Chu bamboo slips (CBS, Chinese: 楚简, pronounced as chujian) is an ancient Chinese script used during the Spring and Autumn period over 2,000 years ago. The study of which hold great significant value for understanding the history and culture of Ancient China. We scraped, processed, annotated, and then released the first large-scale dataset for machine learning community. It is named CHUBS, and contains over 100K annotated CBS characters. Additionally, we propose a novel multi-model multi-granularity tokenizer tailored for handling the large number of out-of-vocabulary characters in CBS (characters that have no modern Chinese equivalence).
All our datasets are provided at https://huggingface.co/datasets/chen-yingfa/CHUBS
The data are sourced from the following.
Source name | Chinese name | # documents | # slips | # characters |
---|---|---|---|---|
Tsinghua University Slips | 清华简 | 50 | 1,402 | 31,468 |
Shanghai Museum Slips | 上博简 | 60 | 881 | 25,795 |
Baoshan Slips | 包山简 | 4 | 337 | 12,647 |
Guodian Slips | 郭店简 | 18 | 705 | 11,865 |
Geling Slips | 葛陵简 | 8 | 743 | 6,209 |
Zenghouyi Slips | 曾侯乙简 | 4 | 198 | 6,016 |
Jiudian Slips | 九店简 | 2 | 232 | 2,956 |
Wangshan Slips | 望山简 | 3 | 273 | 2,218 |
Changtaiguan Slips | 长台关简 | 3 | 148 | 1,504 |
Zidanku Silk | 子弹库帛 | 7 | 7 | 1,471 |
Yangtianhu Slips | 仰天湖简 | 1 | 42 | 335 |
Wulipai Slips | 五里牌简 | 1 | 18 | 109 |
Xiyangpo Slips | 夕阳坡简 | 1 | 2 | 54 |
Ynagjiawan Slips | 杨家湾简 | 1 | 38 | 41 |
Caojiagang Slips | 曹家岗简 | 1 | 7 | 34 |
Total | 164 | 5,033 | 102,722 |
It contains the following two parts.
- The main dataset (CHUBS). Each example is an image of a CBS character and the correponding label. The label is the name of the directory that the image file belongs to.
- A small part-of-speech (POS) tagging dataset of CBS text.

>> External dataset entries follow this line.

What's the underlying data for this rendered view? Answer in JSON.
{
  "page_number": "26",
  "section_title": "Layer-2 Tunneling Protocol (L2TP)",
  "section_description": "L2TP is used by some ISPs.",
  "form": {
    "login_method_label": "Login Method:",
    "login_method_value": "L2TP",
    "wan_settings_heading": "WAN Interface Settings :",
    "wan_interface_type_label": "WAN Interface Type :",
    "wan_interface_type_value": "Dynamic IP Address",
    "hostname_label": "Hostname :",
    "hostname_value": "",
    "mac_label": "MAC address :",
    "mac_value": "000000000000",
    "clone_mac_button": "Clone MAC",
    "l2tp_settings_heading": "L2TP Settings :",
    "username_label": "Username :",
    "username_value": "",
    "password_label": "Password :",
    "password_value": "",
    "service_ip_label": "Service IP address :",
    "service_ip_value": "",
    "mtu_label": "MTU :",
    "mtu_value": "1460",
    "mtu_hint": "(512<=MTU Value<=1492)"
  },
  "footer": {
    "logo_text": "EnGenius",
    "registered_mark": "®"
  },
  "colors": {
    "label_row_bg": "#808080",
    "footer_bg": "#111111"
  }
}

And, the file structure is as follows.
- glyphs.zip
- pos-tagging-data/
- dev_examples.json
- dev_examples_subchars.json
- test_examples.json
- test_exampels_subchars.json
- train_examples.json
- train_examples_subchars.json
CHUBS is contained within the glyphs.zip
file while the latter is under the directory pos-tagging-data
. The files with the _subchars
suffix is the same data examples as the original file but each character is split into its sub-character components (see the paper for more details).
This repo contains three sets of experiments, the code of each experiment is under its own directory.
As mentioned in the paper, the main CHUBS dataset is extracted and processed from existing openly available textbooks and quality-checked by our team. Compiling and analyzing such data is a common practice within the paleography field in ancient Chinese script, and we have consulted with legal experts to make sure that this data can be released under a permissive license such as Apache 2.0. The POS tagging data is annotated by our team, and also has no legal concerns related to its usage.